Y ahora sentía que ya no podía verla a ella como antes. MI ego estaba tan herido que no podía perdonarla, no me lo permitía. El macho perdonando a la hembra infiel, eso jamás podría pasar en mi mundo, en mi cabeza de hombre básico y estúpido.
Como dije, la traición de Cecilia podía entenderla y hasta justificarla. La de Juan, no. Definitivamente no. No había manera de entenderla. Más allá de que los hombres decimos que a los amigos no se los caga por el simple hecho de que son amigos y punto. La mujer de los amigos tiene bigotes y todas esas pavadas que podemos decir. Juan, más allá de todo, era más que un amigo, era mi hermano. Era el hermano que nunca tuve. Yo lo admiraba. Era mi otra parte en esta vida. O al menos yo creía que era así hasta que me enteré de su relación con mi novia.

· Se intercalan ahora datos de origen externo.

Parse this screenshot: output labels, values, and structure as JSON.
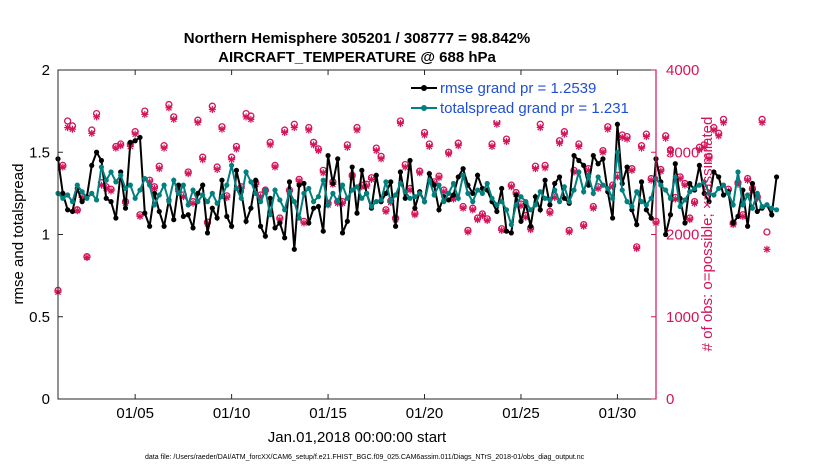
{
  "title_line1": "Northern Hemisphere 305201 / 308777 = 98.842%",
  "title_line2": "AIRCRAFT_TEMPERATURE @ 688 hPa",
  "footer": "data file: /Users/raeder/DAI/ATM_forcXX/CAM6_setup/f.e21.FHIST_BGC.f09_025.CAM6assim.011/Diags_NTrS_2018-01/obs_diag_output.nc",
  "colors": {
    "rmse": "#000000",
    "spread": "#00807f",
    "obs": "#d4145a",
    "legend_text": "#1f4fd6"
  },
  "chart_data": {
    "type": "line",
    "xlabel": "Jan.01,2018 00:00:00 start",
    "ylabel_left": "rmse and totalspread",
    "ylabel_right": "# of obs: o=possible; ×=assimilated",
    "xlim": [
      1,
      32
    ],
    "ylim_left": [
      0,
      2
    ],
    "ylim_right": [
      0,
      4000
    ],
    "xticks": [
      5,
      10,
      15,
      20,
      25,
      30
    ],
    "xtick_labels": [
      "01/05",
      "01/10",
      "01/15",
      "01/20",
      "01/25",
      "01/30"
    ],
    "yticks_left": [
      0,
      0.5,
      1,
      1.5,
      2
    ],
    "ytick_labels_left": [
      "0",
      "0.5",
      "1",
      "1.5",
      "2"
    ],
    "yticks_right": [
      0,
      1000,
      2000,
      3000,
      4000
    ],
    "ytick_labels_right": [
      "0",
      "1000",
      "2000",
      "3000",
      "4000"
    ],
    "grid": false,
    "legend_position": "top-right",
    "series": [
      {
        "name": "rmse grand pr = 1.2539",
        "axis": "left",
        "marker": "filled-circle",
        "x0": 1.0,
        "dx": 0.25,
        "values": [
          1.46,
          1.25,
          1.15,
          1.14,
          1.28,
          1.2,
          1.23,
          1.42,
          1.5,
          1.45,
          1.22,
          1.2,
          1.1,
          1.38,
          1.16,
          1.56,
          1.57,
          1.59,
          1.13,
          1.05,
          1.25,
          1.14,
          1.05,
          1.21,
          1.09,
          1.3,
          1.11,
          1.12,
          1.04,
          1.25,
          1.3,
          1.01,
          1.16,
          1.1,
          1.33,
          1.11,
          1.05,
          1.39,
          1.26,
          1.08,
          1.16,
          1.33,
          1.05,
          0.99,
          1.22,
          1.04,
          1.07,
          0.98,
          1.32,
          0.91,
          1.3,
          1.31,
          1.07,
          1.16,
          1.17,
          1.02,
          1.48,
          1.31,
          1.46,
          1.01,
          1.08,
          1.41,
          1.13,
          1.39,
          1.25,
          1.16,
          1.36,
          1.2,
          1.25,
          1.32,
          1.05,
          1.38,
          1.22,
          1.45,
          1.16,
          1.26,
          1.2,
          1.37,
          1.3,
          1.15,
          1.23,
          1.21,
          1.24,
          1.35,
          1.4,
          1.3,
          1.25,
          1.36,
          1.28,
          1.27,
          1.2,
          1.14,
          1.28,
          1.02,
          1.01,
          1.24,
          1.08,
          1.19,
          1.05,
          1.23,
          1.15,
          1.33,
          1.18,
          1.31,
          1.35,
          1.22,
          1.19,
          1.48,
          1.45,
          1.42,
          1.3,
          1.48,
          1.43,
          1.46,
          1.26,
          1.1,
          1.67,
          1.31,
          1.41,
          1.15,
          1.06,
          1.32,
          1.15,
          1.1,
          1.46,
          1.32,
          1.0,
          1.12,
          1.43,
          1.22,
          1.07,
          1.31,
          1.27,
          1.42,
          1.25,
          1.2,
          1.38,
          1.35,
          1.24,
          1.26,
          1.07,
          1.11,
          1.27,
          1.05,
          1.31,
          1.14,
          1.16,
          1.18,
          1.12,
          1.35
        ]
      },
      {
        "name": "totalspread grand pr = 1.231",
        "axis": "left",
        "marker": "filled-circle",
        "x0": 1.0,
        "dx": 0.25,
        "values": [
          1.25,
          1.22,
          1.24,
          1.2,
          1.3,
          1.26,
          1.22,
          1.25,
          1.21,
          1.41,
          1.33,
          1.38,
          1.32,
          1.36,
          1.28,
          1.3,
          1.22,
          1.27,
          1.34,
          1.3,
          1.18,
          1.24,
          1.3,
          1.2,
          1.33,
          1.25,
          1.3,
          1.18,
          1.27,
          1.2,
          1.24,
          1.2,
          1.25,
          1.19,
          1.23,
          1.3,
          1.42,
          1.28,
          1.22,
          1.38,
          1.32,
          1.25,
          1.2,
          1.27,
          1.12,
          1.27,
          1.21,
          1.15,
          1.26,
          1.2,
          1.1,
          1.25,
          1.28,
          1.2,
          1.23,
          1.33,
          1.18,
          1.25,
          1.2,
          1.3,
          1.22,
          1.27,
          1.29,
          1.22,
          1.25,
          1.17,
          1.2,
          1.21,
          1.32,
          1.2,
          1.24,
          1.31,
          1.26,
          1.22,
          1.23,
          1.25,
          1.2,
          1.33,
          1.24,
          1.3,
          1.2,
          1.25,
          1.31,
          1.22,
          1.36,
          1.25,
          1.2,
          1.27,
          1.25,
          1.31,
          1.22,
          1.18,
          1.2,
          1.15,
          1.06,
          1.18,
          1.23,
          1.2,
          1.15,
          1.18,
          1.26,
          1.22,
          1.21,
          1.27,
          1.2,
          1.29,
          1.2,
          1.27,
          1.38,
          1.26,
          1.36,
          1.25,
          1.35,
          1.3,
          1.28,
          1.22,
          1.5,
          1.27,
          1.2,
          1.17,
          1.26,
          1.2,
          1.18,
          1.22,
          1.34,
          1.3,
          1.27,
          1.22,
          1.35,
          1.17,
          1.21,
          1.26,
          1.28,
          1.3,
          1.32,
          1.25,
          1.24,
          1.28,
          1.3,
          1.25,
          1.18,
          1.38,
          1.18,
          1.24,
          1.16,
          1.25,
          1.17,
          1.18,
          1.16,
          1.15
        ]
      },
      {
        "name": "possible",
        "axis": "right",
        "marker": "open-circle",
        "x0": 1.0,
        "dx": 0.25,
        "values": [
          1320,
          2840,
          3380,
          3320,
          2300,
          2470,
          1730,
          3270,
          3470,
          2630,
          2580,
          2550,
          3070,
          3100,
          2400,
          3100,
          3250,
          2240,
          3500,
          2660,
          2580,
          2830,
          3080,
          3580,
          3430,
          2550,
          2480,
          2760,
          2400,
          3390,
          2940,
          2150,
          3560,
          2820,
          3310,
          2470,
          2940,
          3070,
          2580,
          3470,
          3440,
          2630,
          2480,
          2540,
          3120,
          2840,
          2200,
          3270,
          2540,
          3340,
          2670,
          2160,
          3300,
          3120,
          3040,
          2780,
          2380,
          2640,
          2400,
          2400,
          3090,
          2720,
          3300,
          2600,
          2610,
          2690,
          3050,
          2950,
          2300,
          2410,
          2200,
          3380,
          2850,
          2560,
          2260,
          2770,
          3240,
          3100,
          2640,
          2710,
          2540,
          3000,
          2450,
          3110,
          2340,
          2050,
          2320,
          2200,
          2250,
          2190,
          3100,
          3370,
          2070,
          3160,
          2600,
          2510,
          2370,
          2230,
          2080,
          2830,
          3340,
          2840,
          2280,
          2470,
          3140,
          3250,
          2050,
          2780,
          3100,
          2120,
          2800,
          2340,
          2580,
          3020,
          3310,
          2600,
          2720,
          3210,
          3190,
          2800,
          1850,
          3080,
          3220,
          2680,
          2160,
          2790,
          3200,
          3030,
          2450,
          2700,
          2620,
          2200,
          2400,
          3060,
          3090,
          2950,
          3300,
          3230,
          3400,
          2550,
          2140,
          2630,
          2240,
          2680,
          2560,
          2460,
          3400,
          2030
        ]
      },
      {
        "name": "assimilated",
        "axis": "right",
        "marker": "asterisk",
        "x0": 1.0,
        "dx": 0.25,
        "values": [
          1300,
          2820,
          3300,
          3280,
          2290,
          2450,
          1720,
          3230,
          3430,
          2600,
          2560,
          2530,
          3050,
          3080,
          2380,
          3070,
          3220,
          2220,
          3460,
          2640,
          2560,
          2800,
          3050,
          3540,
          3400,
          2520,
          2460,
          2740,
          2380,
          3360,
          2910,
          2130,
          3520,
          2790,
          3280,
          2450,
          2910,
          3040,
          2560,
          3430,
          3400,
          2610,
          2460,
          2520,
          3090,
          2820,
          2180,
          3240,
          2520,
          3300,
          2650,
          2140,
          3270,
          3090,
          3020,
          2750,
          2360,
          2610,
          2380,
          2380,
          3060,
          2700,
          3270,
          2580,
          2590,
          2670,
          3020,
          2920,
          2280,
          2390,
          2180,
          3350,
          2820,
          2540,
          2240,
          2750,
          3210,
          3070,
          2620,
          2690,
          2520,
          2980,
          2430,
          3080,
          2320,
          2030,
          2300,
          2180,
          2230,
          2170,
          3070,
          3340,
          2050,
          3130,
          2580,
          2490,
          2350,
          2210,
          2060,
          2800,
          3300,
          2810,
          2260,
          2450,
          3110,
          3220,
          2030,
          2760,
          3070,
          2100,
          2780,
          2320,
          2560,
          3000,
          3280,
          2580,
          2700,
          3180,
          3160,
          2780,
          1830,
          3050,
          3190,
          2660,
          2140,
          2770,
          3170,
          3000,
          2430,
          2680,
          2600,
          2180,
          2380,
          3030,
          3060,
          2920,
          3270,
          3200,
          3360,
          2530,
          2120,
          2610,
          2220,
          2660,
          2540,
          2440,
          3360,
          1820
        ]
      }
    ]
  }
}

Yo siempre lo había admirado. Juan era ese tipo de hombre, o mejor dicho, ese tipo de personas que nunca pasan desapercibidas. Aunque no era para nada lindo. No era muy alto. Era extremadamente flaco, un poco narigón, algo encorvado. Pero tenía algo que lo hacía irresistiblemente atractivo a las mujeres; su verso. Juan sabía lo que decía y como decirlo. Y cuando. Y en que tono. Yo estaba seguro que eso era una virtud natural en él, no había dudas de que había nacido con ese don. Pero encima lo había alimentado. Encima de que era un gran estudiante, también era un gran lector de todos los temas humanísticos. También leía novelas, poesías, cuentos, ensayos. Era, sin dudas, un lector voraz. Cuando estábamos juntos yo podía escucharlo horas, casi sin interrumpirlo. No había tema que no supiera. Historia, geografía, política, literatura, pintura. Y era muy inteligente. El leía algo y ya lo comprendía. Aunque fuera algo complejo. Matemática, física, química. Yo a veces me sentía intimidado cuando estaba con él, sobre todo cuando salíamos con chicas en parejas. Yo era la belleza exterior, la altura, los ojos azules, los músculos. Era lo efímero. Era lo que se mira con admiración al principio pero que luego, al tenerlo de cerca y acostumbrarse, va perdiendo su brillo. Va desapareciendo esa atracción de la primera vista. Juan siempre tomaba el mando de las conversaciones. Fuera donde fuera. Así hubiera dos personas o cientos. Conociera o no conociera a la gente. Poco le importaba. Si él tenía algo que decir, iba y lo decía. No importaba mucho a quien tuviera enfrente. Por eso le costaba mantener sus trabajos. Sobre todos los trabajos rutinarios en los que debía seguir órdenes preestablecidas o dictadas por algún superior. Y sabemos que generalmente los superiores no son tan superiores. Pero con el tiempo también pude ver el lado oscuro de Juan, que como todos, también tenía. Debido a su gran inteligencia, cultura y sabiduría; no podía evitar ser soberbio. Y por ese motivo, muchas veces, le caía mal a la gente. Debo reconocer que eso pasaba hasta que lo conocían bien; pero no es que dejaban de verlo soberbio, simplemente se daban cuenta de que era un buen tipo pero con ese defecto tan propio de los intelectuales: la soberbia.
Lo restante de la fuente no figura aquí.